Have you ever wondered why AI consumer products that emerged in the past two years have been able to grow from zero to millions of users and surpass $100 million in annual revenue in less than two years? This pace of growth was nearly unimaginable before AI. On the surface, it’s because distribution is faster and average user revenue is higher. But I’ve noticed a deeper shift that most people have overlooked: AI has fundamentally transformed the revenue retention model for consumer software.
Recently, I read an analysis by a16z partner Olivia Moore titled “The Great Expansion: A New Era of Consumer Software,” where she refers to this phenomenon as the "Great Expansion." I believe she has identified a crucial trend. After reflecting deeply on her argument, I realize this isn’t just a business model adjustment—it represents a fundamental change in the rules of the entire consumer software industry. We are witnessing a historic turning point: consumer software companies no longer need to fight against user churn but can instead grow by continuously expanding user value. The boundary between consumer and enterprise markets is gradually blurring.
This shift has massive implications. Traditional consumer software companies used to spend enormous effort and capital every year replacing lost users—just to maintain the status quo. Now, companies leveraging AI find that their user cohorts not only retain value but actually generate more revenue over time.
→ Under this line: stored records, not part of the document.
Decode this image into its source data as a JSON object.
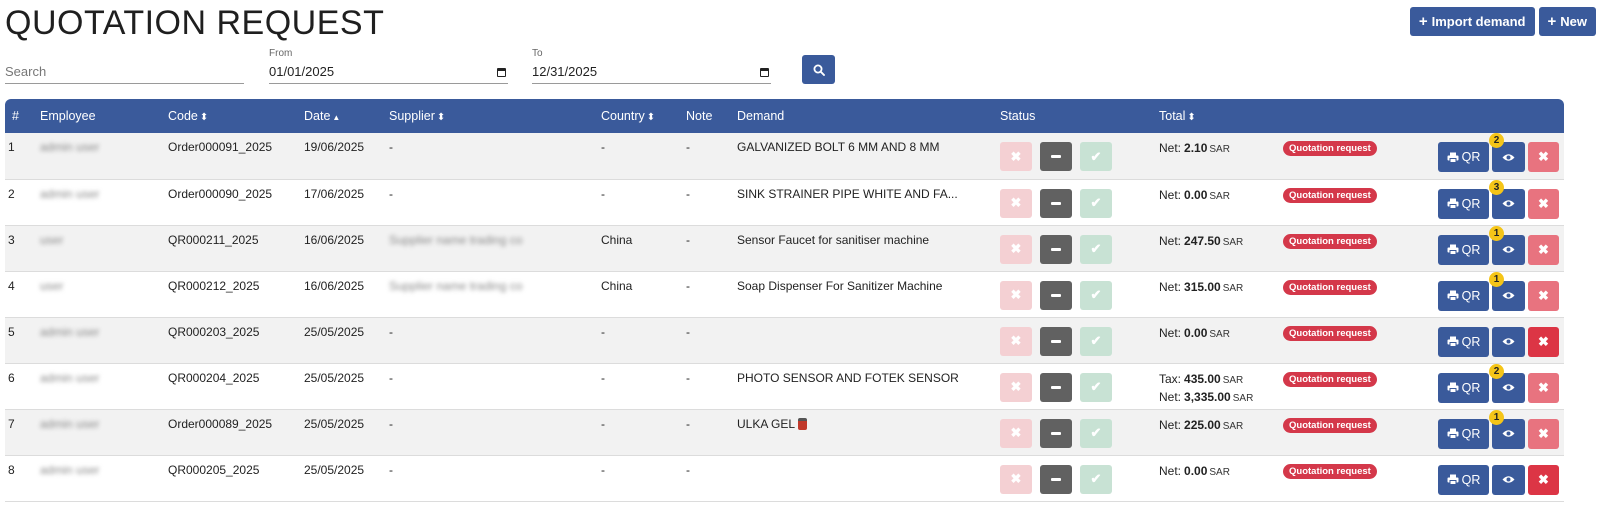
{
  "page": {
    "title": "QUOTATION REQUEST"
  },
  "top_actions": {
    "import_label": "Import demand",
    "new_label": "New"
  },
  "filters": {
    "search_placeholder": "Search",
    "from_label": "From",
    "from_value": "01/01/2025",
    "to_label": "To",
    "to_value": "12/31/2025"
  },
  "table": {
    "headers": {
      "num": "#",
      "employee": "Employee",
      "code": "Code",
      "date": "Date",
      "supplier": "Supplier",
      "country": "Country",
      "note": "Note",
      "demand": "Demand",
      "status": "Status",
      "total": "Total"
    },
    "rows": [
      {
        "num": "1",
        "employee": "admin user",
        "code": "Order000091_2025",
        "date": "19/06/2025",
        "supplier": "-",
        "supplier_blurred": false,
        "country": "-",
        "note": "-",
        "demand": "GALVANIZED BOLT 6 MM AND 8 MM",
        "totals": [
          {
            "label": "Net:",
            "amount": "2.10",
            "currency": "SAR"
          }
        ],
        "badge": "Quotation request",
        "view_count": "2",
        "delete_strong": false
      },
      {
        "num": "2",
        "employee": "admin user",
        "code": "Order000090_2025",
        "date": "17/06/2025",
        "supplier": "-",
        "supplier_blurred": false,
        "country": "-",
        "note": "-",
        "demand": "SINK STRAINER PIPE WHITE AND FA...",
        "totals": [
          {
            "label": "Net:",
            "amount": "0.00",
            "currency": "SAR"
          }
        ],
        "badge": "Quotation request",
        "view_count": "3",
        "delete_strong": false
      },
      {
        "num": "3",
        "employee": "user",
        "code": "QR000211_2025",
        "date": "16/06/2025",
        "supplier": "Supplier name trading co",
        "supplier_blurred": true,
        "country": "China",
        "note": "-",
        "demand": "Sensor Faucet for sanitiser machine",
        "totals": [
          {
            "label": "Net:",
            "amount": "247.50",
            "currency": "SAR"
          }
        ],
        "badge": "Quotation request",
        "view_count": "1",
        "delete_strong": false
      },
      {
        "num": "4",
        "employee": "user",
        "code": "QR000212_2025",
        "date": "16/06/2025",
        "supplier": "Supplier name trading co",
        "supplier_blurred": true,
        "country": "China",
        "note": "-",
        "demand": "Soap Dispenser For Sanitizer Machine",
        "totals": [
          {
            "label": "Net:",
            "amount": "315.00",
            "currency": "SAR"
          }
        ],
        "badge": "Quotation request",
        "view_count": "1",
        "delete_strong": false
      },
      {
        "num": "5",
        "employee": "admin user",
        "code": "QR000203_2025",
        "date": "25/05/2025",
        "supplier": "-",
        "supplier_blurred": false,
        "country": "-",
        "note": "-",
        "demand": "",
        "totals": [
          {
            "label": "Net:",
            "amount": "0.00",
            "currency": "SAR"
          }
        ],
        "badge": "Quotation request",
        "view_count": "",
        "delete_strong": true
      },
      {
        "num": "6",
        "employee": "admin user",
        "code": "QR000204_2025",
        "date": "25/05/2025",
        "supplier": "-",
        "supplier_blurred": false,
        "country": "-",
        "note": "-",
        "demand": "PHOTO SENSOR AND FOTEK SENSOR",
        "totals": [
          {
            "label": "Tax:",
            "amount": "435.00",
            "currency": "SAR"
          },
          {
            "label": "Net:",
            "amount": "3,335.00",
            "currency": "SAR"
          }
        ],
        "badge": "Quotation request",
        "view_count": "2",
        "delete_strong": false
      },
      {
        "num": "7",
        "employee": "admin user",
        "code": "Order000089_2025",
        "date": "25/05/2025",
        "supplier": "-",
        "supplier_blurred": false,
        "country": "-",
        "note": "-",
        "demand": "ULKA GEL",
        "demand_icon": "jar-icon",
        "totals": [
          {
            "label": "Net:",
            "amount": "225.00",
            "currency": "SAR"
          }
        ],
        "badge": "Quotation request",
        "view_count": "1",
        "delete_strong": false
      },
      {
        "num": "8",
        "employee": "admin user",
        "code": "QR000205_2025",
        "date": "25/05/2025",
        "supplier": "-",
        "supplier_blurred": false,
        "country": "-",
        "note": "-",
        "demand": "",
        "totals": [
          {
            "label": "Net:",
            "amount": "0.00",
            "currency": "SAR"
          }
        ],
        "badge": "Quotation request",
        "view_count": "",
        "delete_strong": true
      }
    ],
    "qr_label": "QR"
  },
  "colors": {
    "primary": "#3a5a9b",
    "badge_red": "#d4384a",
    "reject_light": "#f4d0d3",
    "approve_light": "#c8e2d4",
    "pending_dark": "#616161",
    "count_yellow": "#f5c518"
  }
}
It’s like shifting from a leaky bucket to an inflating balloon—the growth model is entirely different.
From this perspective, I personally believe this presents a huge opportunity for global expansion, because consumer products can now leverage PLG (Product-Led Growth) to drive both growth and revenue, effectively bypassing the common weakness of Chinese teams in overseas SLG (Sales-Led Growth). Even though these are enterprise-facing offerings, their growth mechanics resemble those of consumer products. I speak from personal experience—my own project, a B2B vibe coding product targeting enterprises, has been live for a month and achieved strong data feedback through PLG-driven customer acquisition.
The Fundamental Flaw in Traditional Models
Let’s first revisit how consumer software made money before AI. Moore identifies two primary models in her analysis, which I find accurate. The first is the ad-driven model, commonly used by social apps, directly tied to usage volume, resulting in relatively flat per-user value over time. Instagram, TikTok, and Snapchat are representative examples. The second is single-tier subscription models, where all paying users pay the same fixed monthly or annual fee for access. Duolingo, Calm, and YouTube Premium follow this approach.
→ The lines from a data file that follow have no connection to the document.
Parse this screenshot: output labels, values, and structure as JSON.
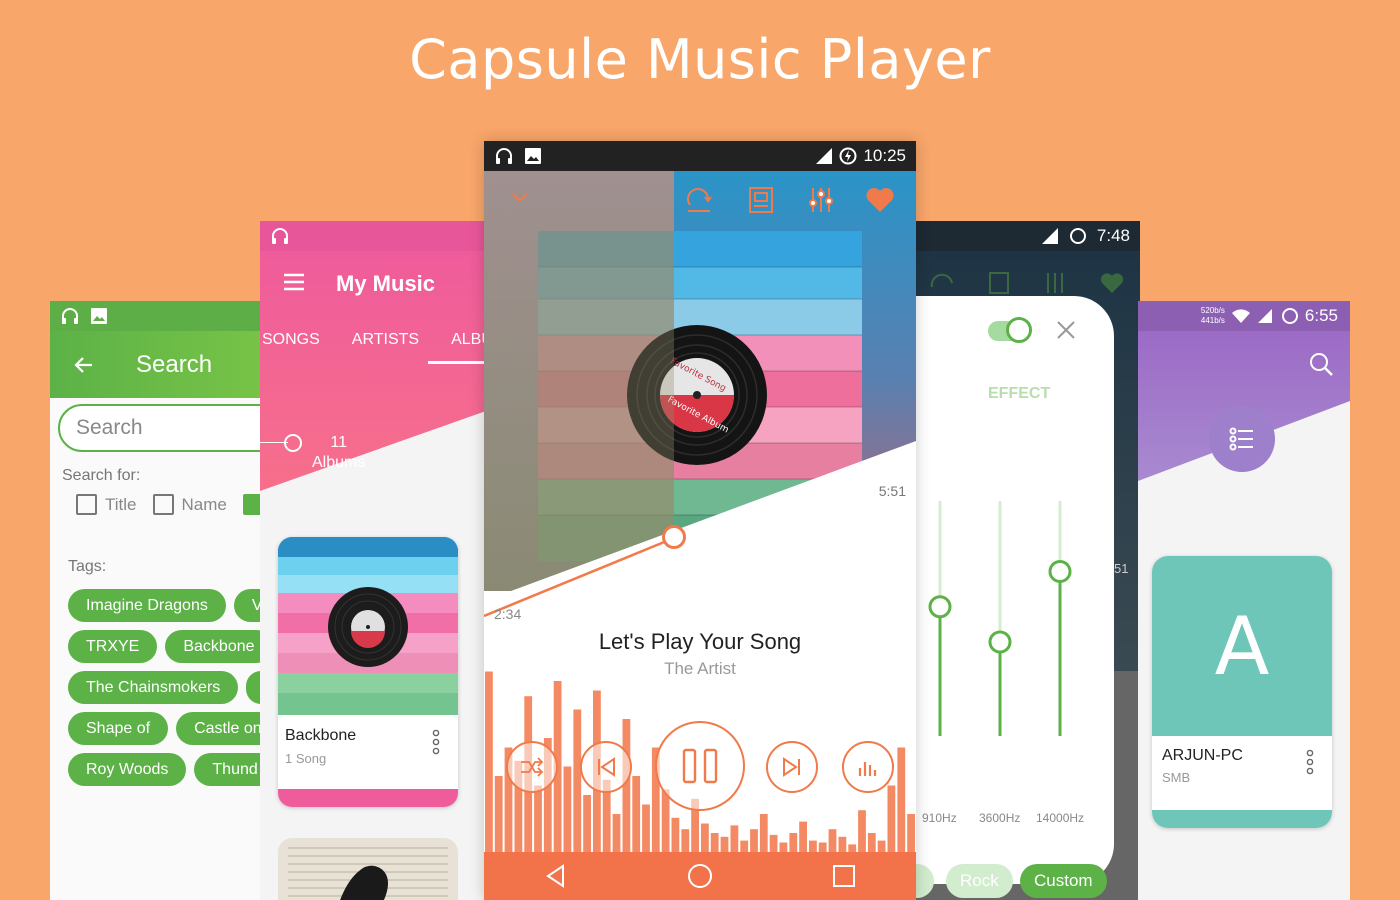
{
  "headline": "Capsule Music Player",
  "colors": {
    "background": "#f8a66a",
    "green": "#5cb247",
    "pink": "#ef5c9b",
    "orange": "#f07a4a",
    "purple": "#9c6bc6",
    "teal": "#6dc6b8"
  },
  "search_screen": {
    "title": "Search",
    "search_placeholder": "Search",
    "search_for_label": "Search for:",
    "options": [
      "Title",
      "Name"
    ],
    "tags_label": "Tags:",
    "tags": [
      [
        "Imagine Dragons",
        "V"
      ],
      [
        "TRXYE",
        "Backbone"
      ],
      [
        "The Chainsmokers",
        ""
      ],
      [
        "Shape of",
        "Castle on"
      ],
      [
        "Roy Woods",
        "Thund"
      ]
    ]
  },
  "library_screen": {
    "title": "My Music",
    "tabs": [
      "SONGS",
      "ARTISTS",
      "ALBU"
    ],
    "count_value": "11",
    "count_label": "Albums",
    "album_title": "Backbone",
    "album_sub": "1 Song"
  },
  "player_screen": {
    "clock": "10:25",
    "elapsed": "2:34",
    "duration": "5:51",
    "song_title": "Let's Play Your Song",
    "artist": "The Artist",
    "record_top": "Favorite Song",
    "record_bottom": "Favorite Album",
    "visualizer": [
      0.95,
      0.4,
      0.55,
      0.48,
      0.82,
      0.35,
      0.6,
      0.9,
      0.45,
      0.75,
      0.3,
      0.85,
      0.38,
      0.2,
      0.7,
      0.4,
      0.25,
      0.55,
      0.33,
      0.18,
      0.12,
      0.28,
      0.15,
      0.1,
      0.08,
      0.14,
      0.06,
      0.12,
      0.2,
      0.09,
      0.05,
      0.1,
      0.16,
      0.06,
      0.05,
      0.12,
      0.08,
      0.04,
      0.22,
      0.1,
      0.06,
      0.35,
      0.55,
      0.2
    ]
  },
  "equalizer_screen": {
    "clock": "7:48",
    "effect_label": "EFFECT",
    "peek_time": "51",
    "bands": [
      "910Hz",
      "3600Hz",
      "14000Hz"
    ],
    "band_levels": [
      0.55,
      0.4,
      0.7
    ],
    "presets": [
      "Rock",
      "Custom"
    ]
  },
  "network_screen": {
    "clock": "6:55",
    "speed_up": "520b/s",
    "speed_down": "441b/s",
    "device_letter": "A",
    "device_name": "ARJUN-PC",
    "device_type": "SMB"
  }
}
In both models, revenue retention is almost always below 100%. A certain percentage of users churn each year, while remaining users continue paying the same amount. For consumer subscription products, maintaining 30–40% user and revenue retention at the end of the first year is considered “best practice.” These numbers sound bleak.
I’ve always felt there’s a structural flaw in this model: it creates a fundamental constraint where companies must constantly replace lost revenue just to maintain growth, let alone expand. Imagine having a leaky bucket—you must pour water in faster than it leaks just to raise the water level. That’s the dilemma traditional consumer software companies face: trapped in an endless cycle of acquiring users, losing them, and then re-acquiring them.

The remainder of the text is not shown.